Yes, that is what theft is. Taking money (or anything else of value). Not withholding it when you've got no grounds to do so. AFAIK all legal systems recognise the difference. Those are two different things no matter how much you try to over-simplify them not to be. There's a damned good reason for acknowledging the differences and not lumping them all together; you don't have to look far to see the results of "it's all really the same, everything in black and white and straightforward wide-reaching terms".
Riedquat wrote: ↑Sat Jun 20, 2020 5:37 pm
"You sound ridiculous." If you can't have a difference of opinion politely then you should keep quiet.

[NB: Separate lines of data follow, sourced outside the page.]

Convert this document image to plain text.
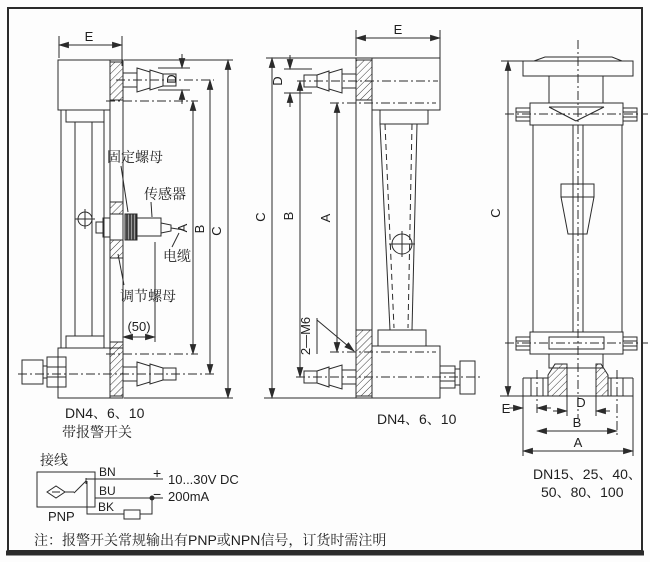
E
D
A B C
(50)
固定螺母
传感器
电缆
调节螺母
DN4、6、10
带报警开关
E
D
C B A
2—M6
DN4、6、10
C
E	D
B
A
DN15、25、40、
50、80、100
接线
BN
BU
BK
PNP
+
−
10...30V DC
200mA
注：报警开关常规输出有PNP或NPN信号，订货时需注明
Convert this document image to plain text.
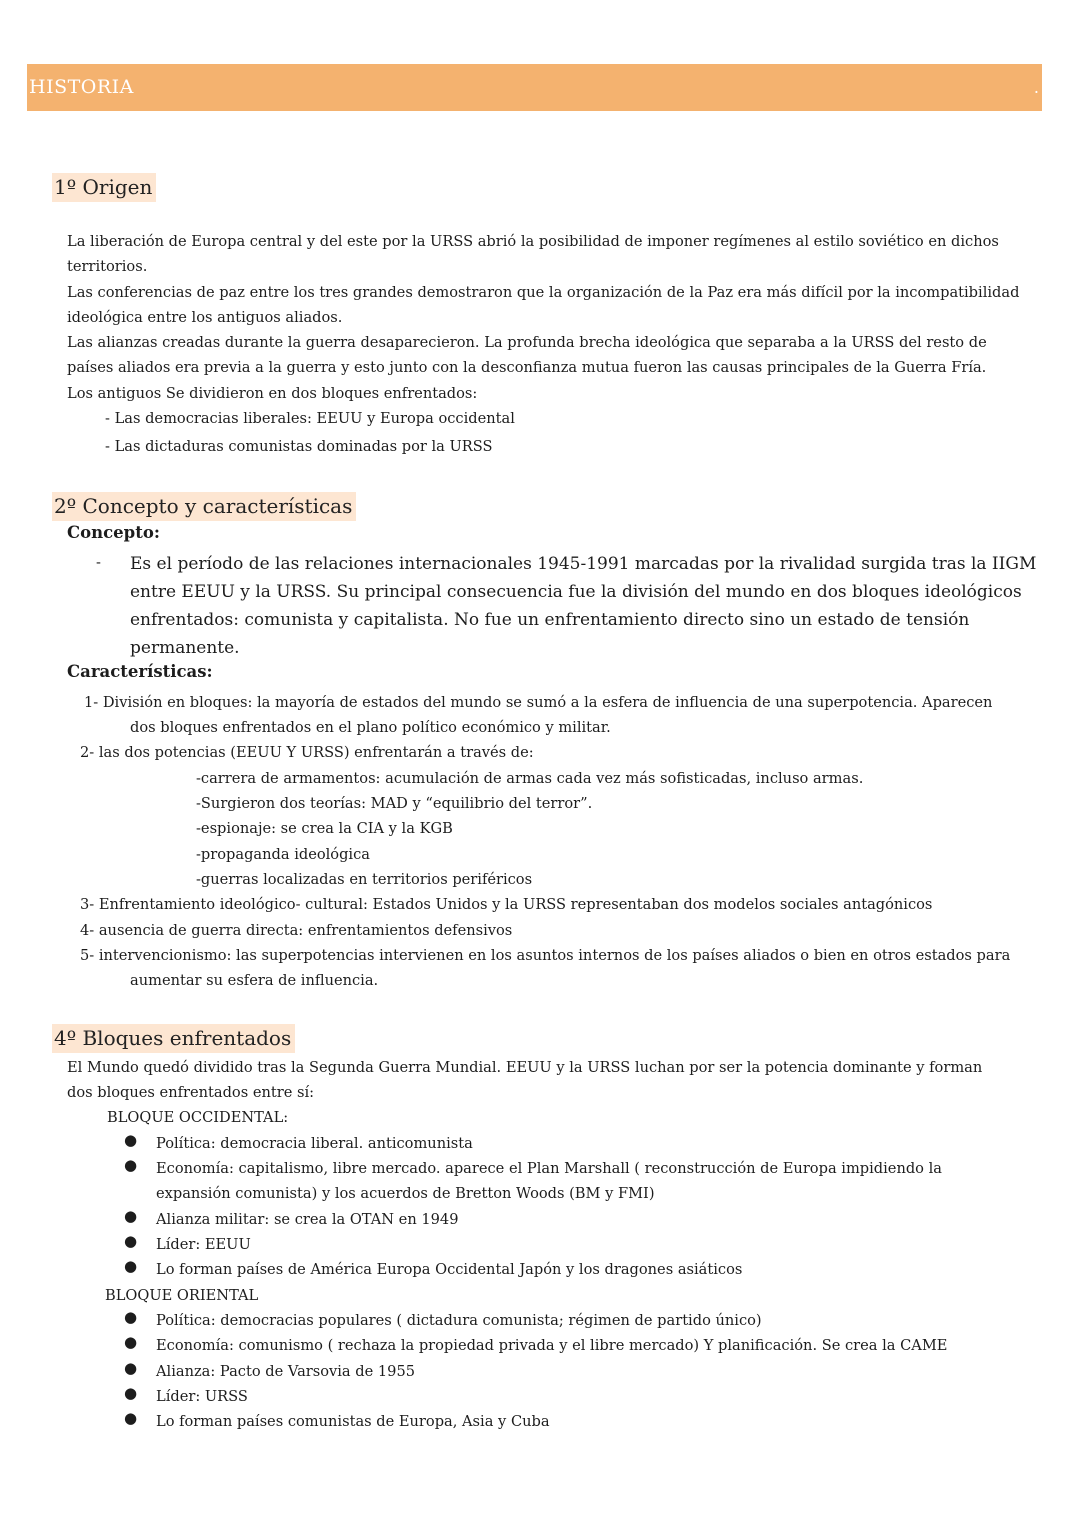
HISTORIA	.
1º Origen

La liberación de Europa central y del este por la URSS abrió la posibilidad de imponer regímenes al estilo soviético en dichos territorios.

Las conferencias de paz entre los tres grandes demostraron que la organización de la Paz era más difícil por la incompatibilidad ideológica entre los antiguos aliados.

Las alianzas creadas durante la guerra desaparecieron. La profunda brecha ideológica que separaba a la URSS del resto de países aliados era previa a la guerra y esto junto con la desconfianza mutua fueron las causas principales de la Guerra Fría.

Los antiguos Se dividieron en dos bloques enfrentados:
- Las democracias liberales: EEUU y Europa occidental
- Las dictaduras comunistas dominadas por la URSS
2º Concepto y características
Concepto:
- Es el período de las relaciones internacionales 1945-1991 marcadas por la rivalidad surgida tras la IIGM entre EEUU y la URSS. Su principal consecuencia fue la división del mundo en dos bloques ideológicos enfrentados: comunista y capitalista. No fue un enfrentamiento directo sino un estado de tensión permanente.

Características:
1- División en bloques: la mayoría de estados del mundo se sumó a la esfera de influencia de una superpotencia. Aparecen
dos bloques enfrentados en el plano político económico y militar.
2- las dos potencias (EEUU Y URSS) enfrentarán a través de:
-carrera de armamentos: acumulación de armas cada vez más sofisticadas, incluso armas.
-Surgieron dos teorías: MAD y “equilibrio del terror”.
-espionaje: se crea la CIA y la KGB
-propaganda ideológica
-guerras localizadas en territorios periféricos
3- Enfrentamiento ideológico- cultural: Estados Unidos y la URSS representaban dos modelos sociales antagónicos
4- ausencia de guerra directa: enfrentamientos defensivos
5- intervencionismo: las superpotencias intervienen en los asuntos internos de los países aliados o bien en otros estados para
aumentar su esfera de influencia.
4º Bloques enfrentados
El Mundo quedó dividido tras la Segunda Guerra Mundial. EEUU y la URSS luchan por ser la potencia dominante y forman
dos bloques enfrentados entre sí:
BLOQUE OCCIDENTAL:
● Política: democracia liberal. anticomunista
● Economía: capitalismo, libre mercado. aparece el Plan Marshall ( reconstrucción de Europa impidiendo la
expansión comunista) y los acuerdos de Bretton Woods (BM y FMI)
● Alianza militar: se crea la OTAN en 1949
● Líder: EEUU
● Lo forman países de América Europa Occidental Japón y los dragones asiáticos
BLOQUE ORIENTAL
● Política: democracias populares ( dictadura comunista; régimen de partido único)
● Economía: comunismo ( rechaza la propiedad privada y el libre mercado) Y planificación. Se crea la CAME
● Alianza: Pacto de Varsovia de 1955
● Líder: URSS
● Lo forman países comunistas de Europa, Asia y Cuba
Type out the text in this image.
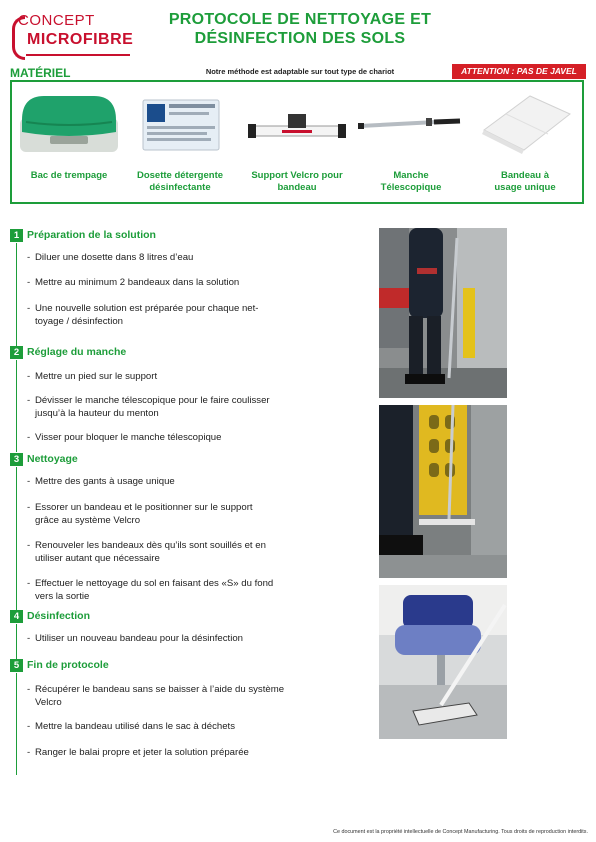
CONCEPT
MICROFIBRE
PROTOCOLE DE NETTOYAGE ET
DÉSINFECTION DES SOLS
MATÉRIEL	Notre méthode est adaptable sur tout type de chariot	ATTENTION : PAS DE JAVEL
Bac de trempage	Dosette détergente
désinfectante
Support Velcro pour
bandeau
Manche
Télescopique
Bandeau à
usage unique
1 Préparation de la solution
- Diluer une dosette dans 8 litres d’eau
- Mettre au minimum 2 bandeaux dans la solution
- Une nouvelle solution est préparée pour chaque net-
toyage / désinfection
2 Réglage du manche
- Mettre un pied sur le support
- Dévisser le manche télescopique pour le faire coulisser
jusqu’à la hauteur du menton
- Visser pour bloquer le manche télescopique
3 Nettoyage
- Mettre des gants à usage unique
- Essorer un bandeau et le positionner sur le support
grâce au système Velcro
- Renouveler les bandeaux dès qu’ils sont souillés et en
utiliser autant que nécessaire
- Effectuer le nettoyage du sol en faisant des «S» du fond
vers la sortie
4 Désinfection
- Utiliser un nouveau bandeau pour la désinfection
5 Fin de protocole
- Récupérer le bandeau sans se baisser à l’aide du système
Velcro
- Mettre la bandeau utilisé dans le sac à déchets
- Ranger le balai propre et jeter la solution préparée
Ce document est la propriété intellectuelle de Concept Manufacturing. Tous droits de reproduction interdits.
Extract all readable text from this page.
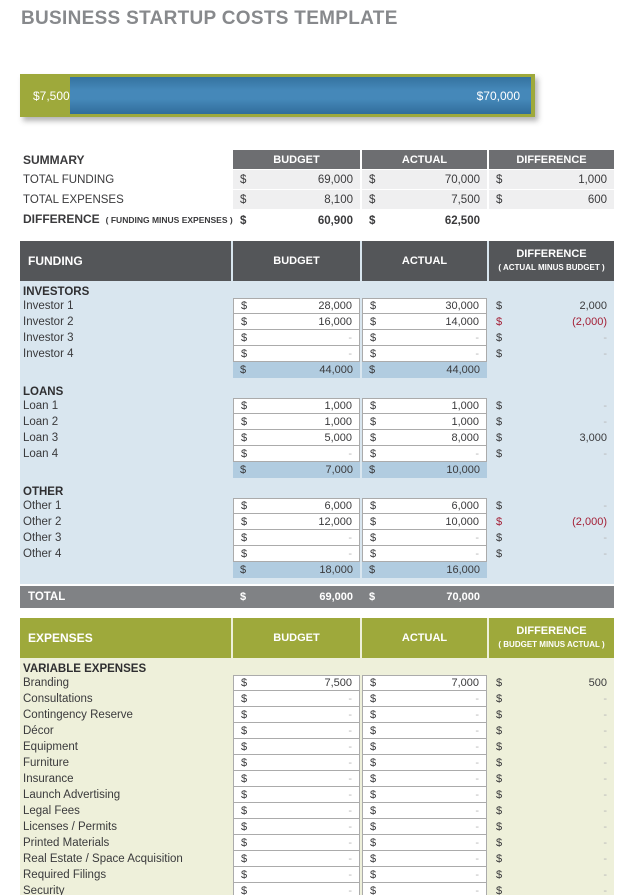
BUSINESS STARTUP COSTS TEMPLATE
$7,500	$70,000
SUMMARY	BUDGET	ACTUAL	DIFFERENCE
TOTAL FUNDING	$	69,000 $	70,000 $	1,000
TOTAL EXPENSES	$	8,100 $	7,500 $	600
DIFFERENCE ( FUNDING MINUS EXPENSES ) $	60,900 $	62,500
FUNDING	BUDGET	ACTUAL
DIFFERENCE
( ACTUAL MINUS BUDGET )
INVESTORS
Investor 1	$	28,000 $	30,000 $	2,000
Investor 2	$	16,000 $	14,000 $	(2,000)
Investor 3	$	- $	- $	-
Investor 4	$	- $	- $	-
$	44,000 $	44,000
LOANS
Loan 1	$	1,000 $	1,000 $	-
Loan 2	$	1,000 $	1,000 $	-
Loan 3	$	5,000 $	8,000 $	3,000
Loan 4	$	- $	- $	-
$	7,000 $	10,000
OTHER
Other 1	$	6,000 $	6,000 $	-
Other 2	$	12,000 $	10,000 $	(2,000)
Other 3	$	- $	- $	-
Other 4	$	- $	- $	-
$	18,000 $	16,000
TOTAL	$	69,000 $	70,000
EXPENSES	BUDGET	ACTUAL
DIFFERENCE
( BUDGET MINUS ACTUAL )
VARIABLE EXPENSES
Branding	$	7,500 $	7,000 $	500
Consultations	$	- $	- $	-
Contingency Reserve	$	- $	- $	-
Décor	$	- $	- $	-
Equipment	$	- $	- $	-
Furniture	$	- $	- $	-
Insurance	$	- $	- $	-
Launch Advertising	$	- $	- $	-
Legal Fees	$	- $	- $	-
Licenses / Permits	$	- $	- $	-
Printed Materials	$	- $	- $	-
Real Estate / Space Acquisition	$	- $	- $	-
Required Filings	$	- $	- $	-
Security	$	- $	- $	-
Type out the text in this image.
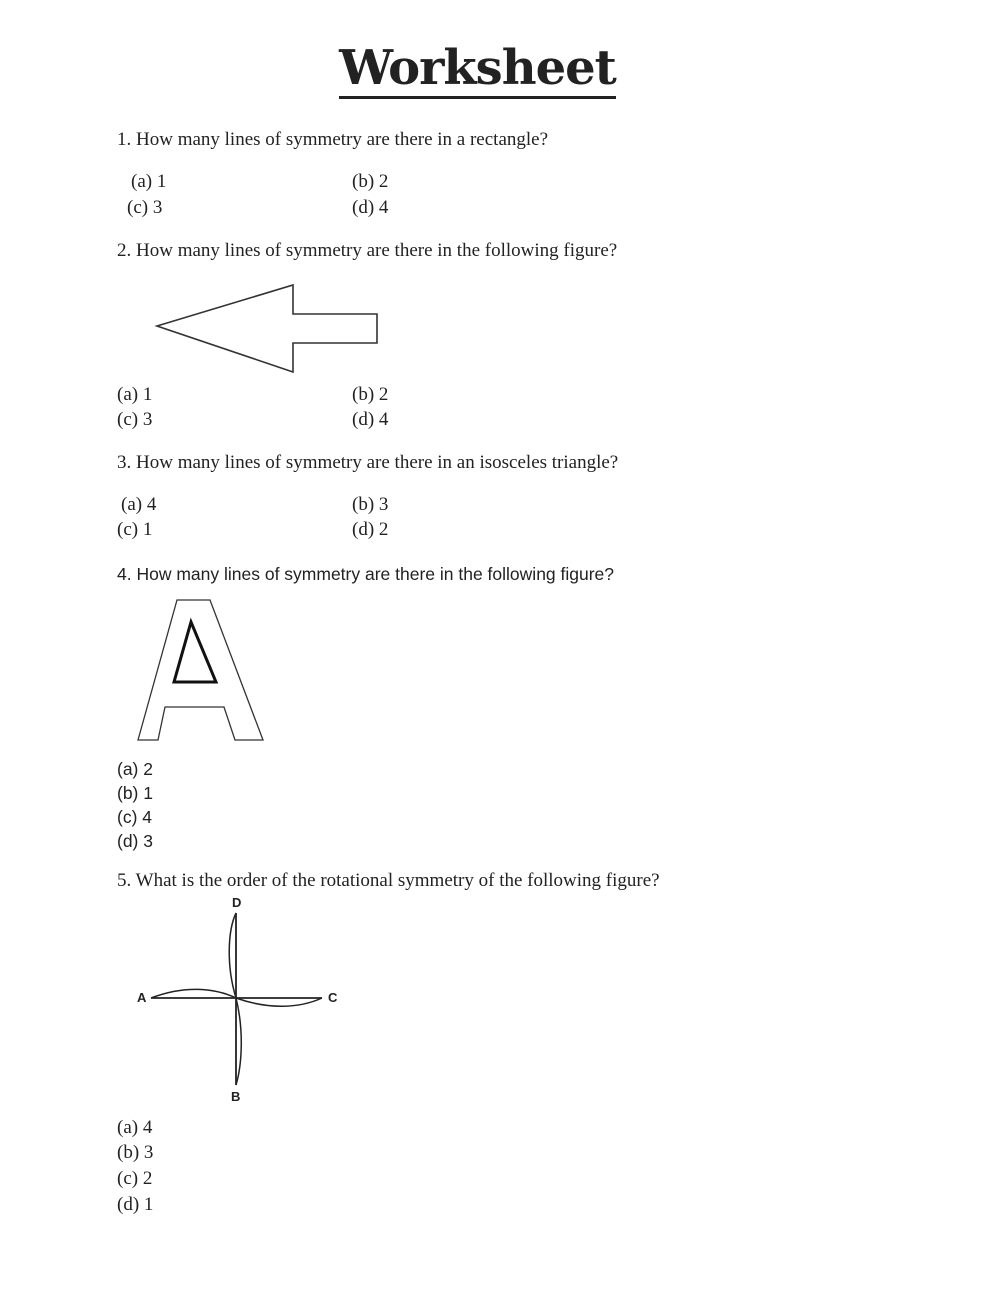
Worksheet
1. How many lines of symmetry are there in a rectangle?
(a) 1	(b) 2
(c) 3	(d) 4
2. How many lines of symmetry are there in the following figure?
(a) 1	(b) 2
(c) 3	(d) 4
3. How many lines of symmetry are there in an isosceles triangle?
(a) 4	(b) 3
(c) 1	(d) 2
4. How many lines of symmetry are there in the following figure?
(a) 2
(b) 1
(c) 4
(d) 3
5. What is the order of the rotational symmetry of the following figure?
D
A	C
B
(a) 4
(b) 3
(c) 2
(d) 1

Yes, that is what theft is. Taking money (or anything else of value). Not withholding it when you've got no grounds to do so. AFAIK all legal systems recognise the difference. Those are two different things no matter how much you try to over-simplify them not to be. There's a damned good reason for acknowledging the differences and not lumping them all together; you don't have to look far to see the results of "it's all really the same, everything in black and white and straightforward wide-reaching terms".
And yet you have embarked upon none of those reasons.
The subject of the thread is obviously about depriving someone of their welfare, and you're over particularizing theft to make it to have a nebulous incompatibility with wage theft. Theft broadly describes all of the "other legal differences" and isn't some particular constraint.